Great. Thanks guys for fitting me in there. I just had two. I noticed that your inventory levels are down just a little bit on last quarter. And so, I wanted to just check in on your -- where you’re at with memory hedging, NAND hedging. Do you have enough supply to kind of keep you hedged on the margins for a couple of more quarters or where do we stand at? And then I also wanted to come back to the sales execution point, the new I guess sales comp or incentive program. What surprised you there? Clearly, this margin was surprisingly good. Were you just surprised about how quickly the sales team took out those new programs, or can you give us a little bit more color about what the positive surprise there was? Thanks.
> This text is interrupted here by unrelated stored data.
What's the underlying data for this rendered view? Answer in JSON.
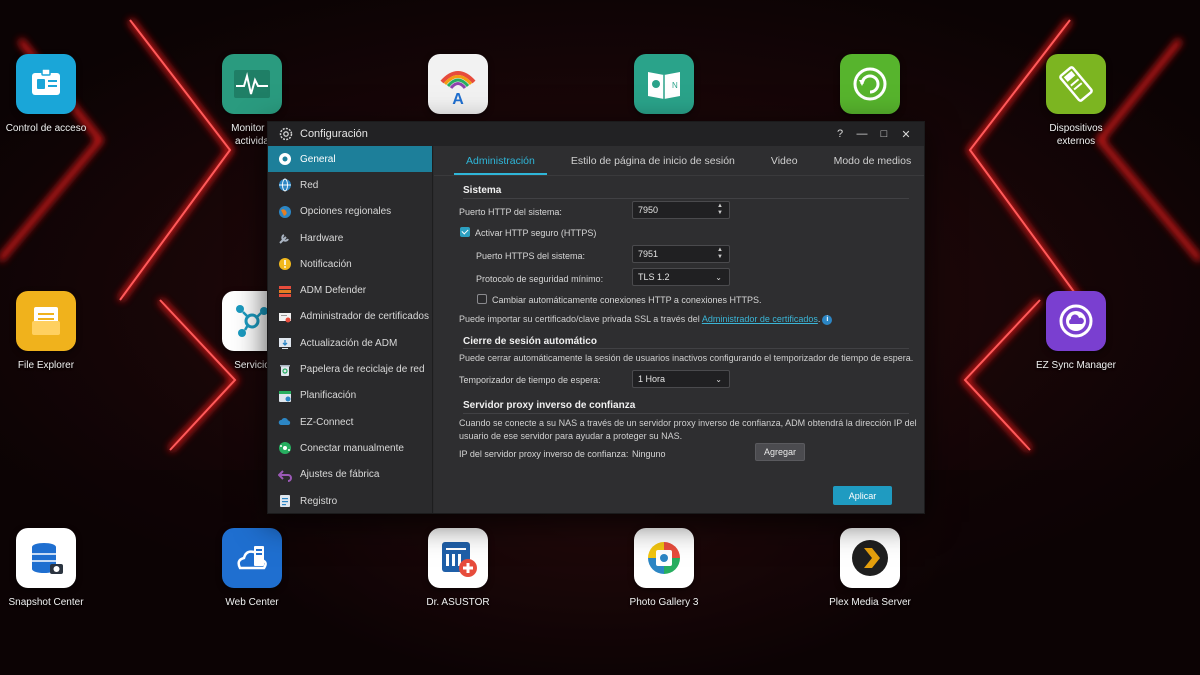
{
  "desktop": {
    "apps_top": [
      {
        "label": "Control de acceso",
        "label2": "",
        "color": "#1aa6d8"
      },
      {
        "label": "Monitor d",
        "label2": "activida",
        "color": "#2a9b7f"
      },
      {
        "label": "",
        "label2": "",
        "color": "#f2f2f2"
      },
      {
        "label": "",
        "label2": "",
        "color": "#2aa38a"
      },
      {
        "label": "",
        "label2": "",
        "color": "#57b42d"
      },
      {
        "label": "Dispositivos",
        "label2": "externos",
        "color": "#7cb521"
      }
    ],
    "apps_mid": [
      {
        "label": "File Explorer",
        "color": "#f0b21c"
      },
      {
        "label": "Servicio",
        "color": "#1b9bc0"
      },
      {
        "label": "EZ Sync Manager",
        "color": "#7a3fd0"
      }
    ],
    "apps_bottom": [
      {
        "label": "Snapshot Center",
        "color": "#ffffff"
      },
      {
        "label": "Web Center",
        "color": "#1f6fd0"
      },
      {
        "label": "Dr. ASUSTOR",
        "color": "#ffffff"
      },
      {
        "label": "Photo Gallery 3",
        "color": "#ffffff"
      },
      {
        "label": "Plex Media Server",
        "color": "#ffffff"
      }
    ]
  },
  "window": {
    "title": "Configuración",
    "controls": {
      "help": "?",
      "minimize": "—",
      "maximize": "□",
      "close": "✕"
    }
  },
  "sidebar": {
    "items": [
      {
        "label": "General",
        "icon": "general-icon"
      },
      {
        "label": "Red",
        "icon": "globe-icon"
      },
      {
        "label": "Opciones regionales",
        "icon": "region-icon"
      },
      {
        "label": "Hardware",
        "icon": "hardware-icon"
      },
      {
        "label": "Notificación",
        "icon": "notification-icon"
      },
      {
        "label": "ADM Defender",
        "icon": "defender-icon"
      },
      {
        "label": "Administrador de certificados",
        "icon": "certificate-icon"
      },
      {
        "label": "Actualización de ADM",
        "icon": "update-icon"
      },
      {
        "label": "Papelera de reciclaje de red",
        "icon": "recycle-bin-icon"
      },
      {
        "label": "Planificación",
        "icon": "calendar-icon"
      },
      {
        "label": "EZ-Connect",
        "icon": "cloud-icon"
      },
      {
        "label": "Conectar manualmente",
        "icon": "connect-icon"
      },
      {
        "label": "Ajustes de fábrica",
        "icon": "reset-icon"
      },
      {
        "label": "Registro",
        "icon": "log-icon"
      }
    ]
  },
  "tabs": [
    "Administración",
    "Estilo de página de inicio de sesión",
    "Video",
    "Modo de medios"
  ],
  "system": {
    "title": "Sistema",
    "http_port_label": "Puerto HTTP del sistema:",
    "http_port_value": "7950",
    "https_enable_label": "Activar HTTP seguro (HTTPS)",
    "https_port_label": "Puerto HTTPS del sistema:",
    "https_port_value": "7951",
    "protocol_label": "Protocolo de seguridad mínimo:",
    "protocol_value": "TLS 1.2",
    "redirect_label": "Cambiar automáticamente conexiones HTTP a conexiones HTTPS.",
    "import_text": "Puede importar su certificado/clave privada SSL a través del",
    "import_link": "Administrador de certificados",
    "import_suffix": "."
  },
  "logout": {
    "title": "Cierre de sesión automático",
    "description": "Puede cerrar automáticamente la sesión de usuarios inactivos configurando el temporizador de tiempo de espera.",
    "timer_label": "Temporizador de tiempo de espera:",
    "timer_value": "1 Hora"
  },
  "proxy": {
    "title": "Servidor proxy inverso de confianza",
    "description_line1": "Cuando se conecte a su NAS a través de un servidor proxy inverso de confianza, ADM obtendrá la dirección IP del",
    "description_line2": "usuario de ese servidor para ayudar a proteger su NAS.",
    "ip_label": "IP del servidor proxy inverso de confianza:",
    "ip_value": "Ninguno",
    "add_button": "Agregar"
  },
  "apply_button": "Aplicar"
}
So, let’s start with inventory. So, inventory has a normal seasonal pattern; it should decrease from Q4, because that’s our highest quarter. What I tried to articulate in my prepared remarks is we did -- if you look at inventory year-over-year, Q1 this year versus last year, it could go up and simply and mostly because of positions we did take on the end supply. So that was conscious and something we thought the right thing to do. I’ll start on the compensation. So, I think typically what we see is, when we pay people to do things, they do them. And I think in this case, we had what we said is we had paid some of sales management to focus on gross margin and this year we’re paying all sales management to focus on gross margin; it’s having a good effect and the intended effect.
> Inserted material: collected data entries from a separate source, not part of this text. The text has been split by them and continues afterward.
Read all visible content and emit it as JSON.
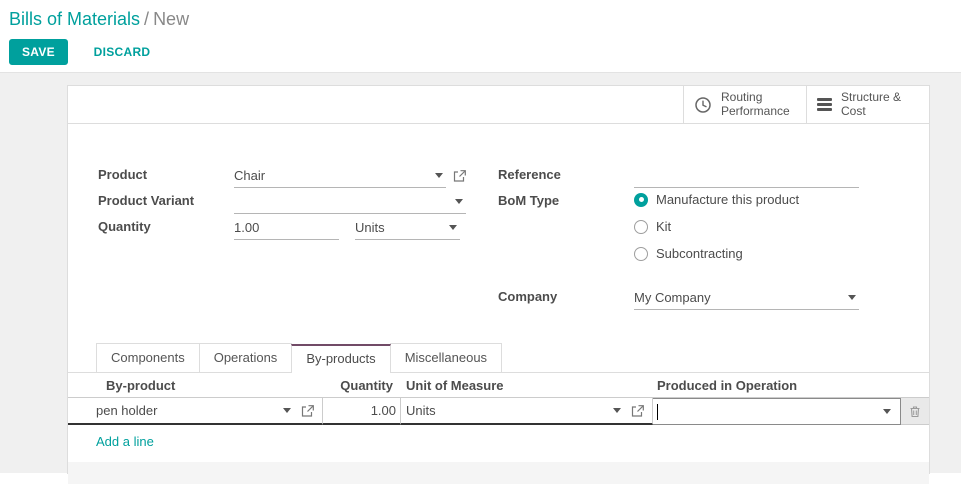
{
  "breadcrumb": {
    "section": "Bills of Materials",
    "separator": "/",
    "current": "New"
  },
  "actions": {
    "save": "SAVE",
    "discard": "DISCARD"
  },
  "stat_buttons": {
    "routing": {
      "line1": "Routing",
      "line2": "Performance",
      "icon": "clock-icon"
    },
    "structure": {
      "line1": "Structure &",
      "line2": "Cost",
      "icon": "bars-icon"
    }
  },
  "form": {
    "product": {
      "label": "Product",
      "value": "Chair"
    },
    "product_variant": {
      "label": "Product Variant",
      "value": ""
    },
    "quantity": {
      "label": "Quantity",
      "value": "1.00",
      "uom": "Units"
    },
    "reference": {
      "label": "Reference",
      "value": ""
    },
    "bom_type": {
      "label": "BoM Type",
      "options": [
        {
          "label": "Manufacture this product",
          "selected": true
        },
        {
          "label": "Kit",
          "selected": false
        },
        {
          "label": "Subcontracting",
          "selected": false
        }
      ]
    },
    "company": {
      "label": "Company",
      "value": "My Company"
    }
  },
  "tabs": [
    {
      "label": "Components",
      "active": false
    },
    {
      "label": "Operations",
      "active": false
    },
    {
      "label": "By-products",
      "active": true
    },
    {
      "label": "Miscellaneous",
      "active": false
    }
  ],
  "byproducts_table": {
    "columns": [
      "By-product",
      "Quantity",
      "Unit of Measure",
      "Produced in Operation"
    ],
    "rows": [
      {
        "by_product": "pen holder",
        "quantity": "1.00",
        "uom": "Units",
        "produced_in_operation": ""
      }
    ],
    "add_line_label": "Add a line"
  },
  "colors": {
    "accent": "#00A09D",
    "active_tab_border": "#714B67",
    "page_background": "#f0f0f0"
  }
}
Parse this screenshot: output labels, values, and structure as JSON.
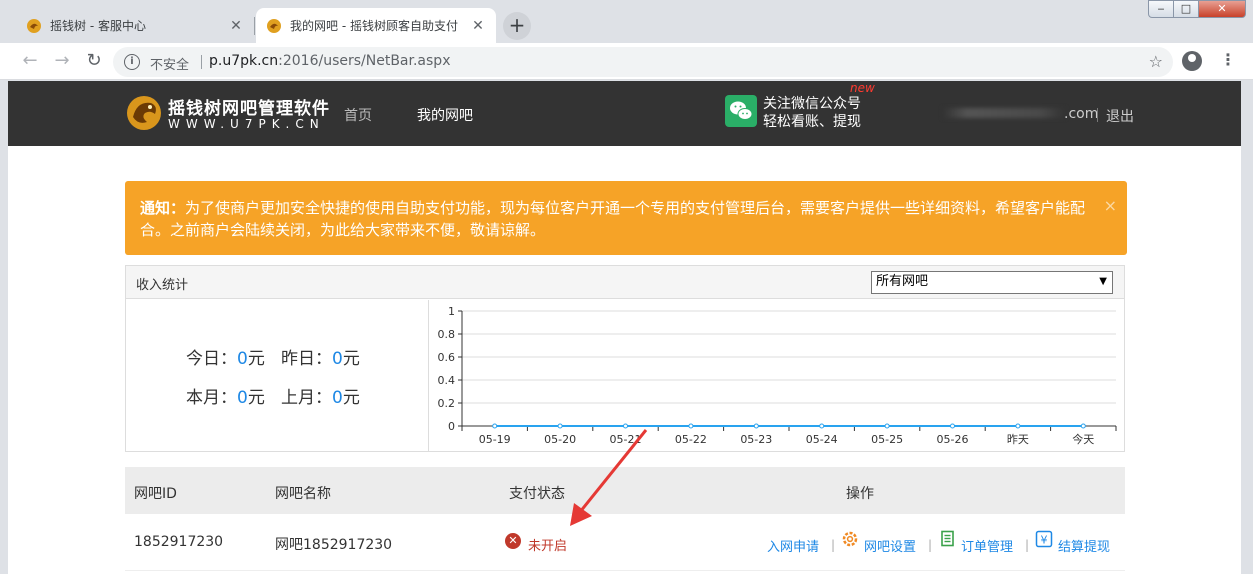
{
  "browser": {
    "tabs": [
      {
        "title": "摇钱树 - 客服中心",
        "active": false
      },
      {
        "title": "我的网吧 - 摇钱树顾客自助支付",
        "active": true
      }
    ],
    "omnibox": {
      "insecure_label": "不安全",
      "url_host": "p.u7pk.cn",
      "url_path": ":2016/users/NetBar.aspx"
    }
  },
  "header": {
    "brand_name": "摇钱树网吧管理软件",
    "brand_url": "WWW.U7PK.CN",
    "nav": [
      "首页",
      "我的网吧"
    ],
    "wechat_line1": "关注微信公众号",
    "wechat_line2": "轻松看账、提现",
    "new_badge": "new",
    "user_suffix": ".com",
    "logout": "退出"
  },
  "notice": {
    "label": "通知：",
    "text": "为了使商户更加安全快捷的使用自助支付功能，现为每位客户开通一个专用的支付管理后台，需要客户提供一些详细资料，希望客户能配合。之前商户会陆续关闭，为此给大家带来不便，敬请谅解。",
    "close": "×"
  },
  "stats": {
    "title": "收入统计",
    "select_value": "所有网吧",
    "today_label": "今日：",
    "today_value": "0",
    "unit": "元",
    "yesterday_label": "昨日：",
    "yesterday_value": "0",
    "month_label": "本月：",
    "month_value": "0",
    "lastmonth_label": "上月：",
    "lastmonth_value": "0"
  },
  "chart_data": {
    "type": "line",
    "categories": [
      "05-19",
      "05-20",
      "05-21",
      "05-22",
      "05-23",
      "05-24",
      "05-25",
      "05-26",
      "昨天",
      "今天"
    ],
    "series": [
      {
        "values": [
          0,
          0,
          0,
          0,
          0,
          0,
          0,
          0,
          0,
          0
        ]
      }
    ],
    "yticks": [
      "0",
      "0.2",
      "0.4",
      "0.6",
      "0.8",
      "1"
    ],
    "ylim": [
      0,
      1
    ],
    "grid": true,
    "color": "#29a3ef"
  },
  "table": {
    "headers": [
      "网吧ID",
      "网吧名称",
      "支付状态",
      "操作"
    ],
    "rows": [
      {
        "id": "1852917230",
        "name": "网吧1852917230",
        "status": "未开启",
        "ops": [
          "入网申请",
          "网吧设置",
          "订单管理",
          "结算提现"
        ]
      }
    ]
  },
  "colors": {
    "header_bg": "#333333",
    "notice_bg": "#f6a327",
    "link": "#1e88e5",
    "status_off": "#c0392b",
    "wechat": "#2aae67",
    "annotation_arrow": "#e53935"
  }
}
NAND question, guys. Could you just say how far out you’re hedged at this point? Is it a couple of quarters, is it further…
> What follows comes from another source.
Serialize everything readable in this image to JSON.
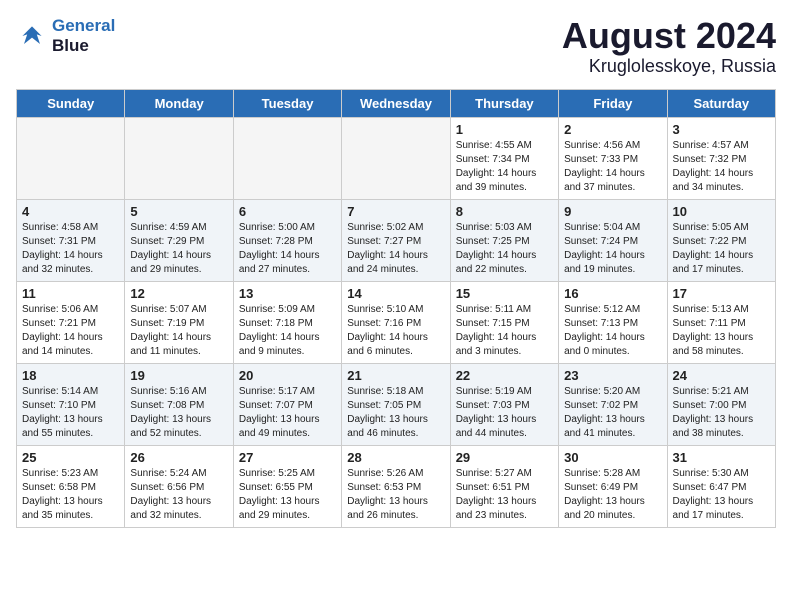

What I said in my remarks is that we have secured supply to now the end of our fiscal year. So, until April of next year.
The last time we updated you guys, it was till the end of our calendar year; this time, it’s till the end of our fiscal year. So, we’ve got good technological and commercial relationships with the leading NAND suppliers and we’ve got supply assured till the end of our fiscal year. With regard to the question on sales compensation execution. Listen, we’re pleased with the results and our sales team’s done a real good job. We’re one quarter in, we’ve got to do that a few more quarters in a row, and then we’ll be very confident. So, we feel good about the start.
Thank you very much, Rod. I’ll pass it back to George for some closing remarks.
I’m excited by what fiscal year 2018 brings. Customers and industry leaders are also excited by our strategic direction. And increasingly, they are choosing NetApp as their partner for data-driven digital transformation. We delivered a strong start to the year and introduced substantial innovation across our portfolio, and we will introduce even more exciting innovations at our Insight User Conference in Las Vegas in October. We are building on a strong foundation and are with that question the best positioned and the best executing company in the industry. We have technology leadership that’s differentiated and sustainable in several large markets like all-flash rays, converged infrastructure and the hybrid cloud that are in the early innings of their evolution across the enterprise IT landscape. And we have accelerating momentum on the top-line and leveraging our business model that is using solid results on the bottom line. With our scale, talent, technologies and partnerships, we have the unique position to lead the industry and I am even more confident than ever in our future. I want to thank the NetApp team for your laser focus, commitment to transformation and the execution results that we are delivering together. I look forward to talking with you again next quarter.
Ladies and gentlemen, this concludes today’s conference. Thank you for your participation and have a wonderful day.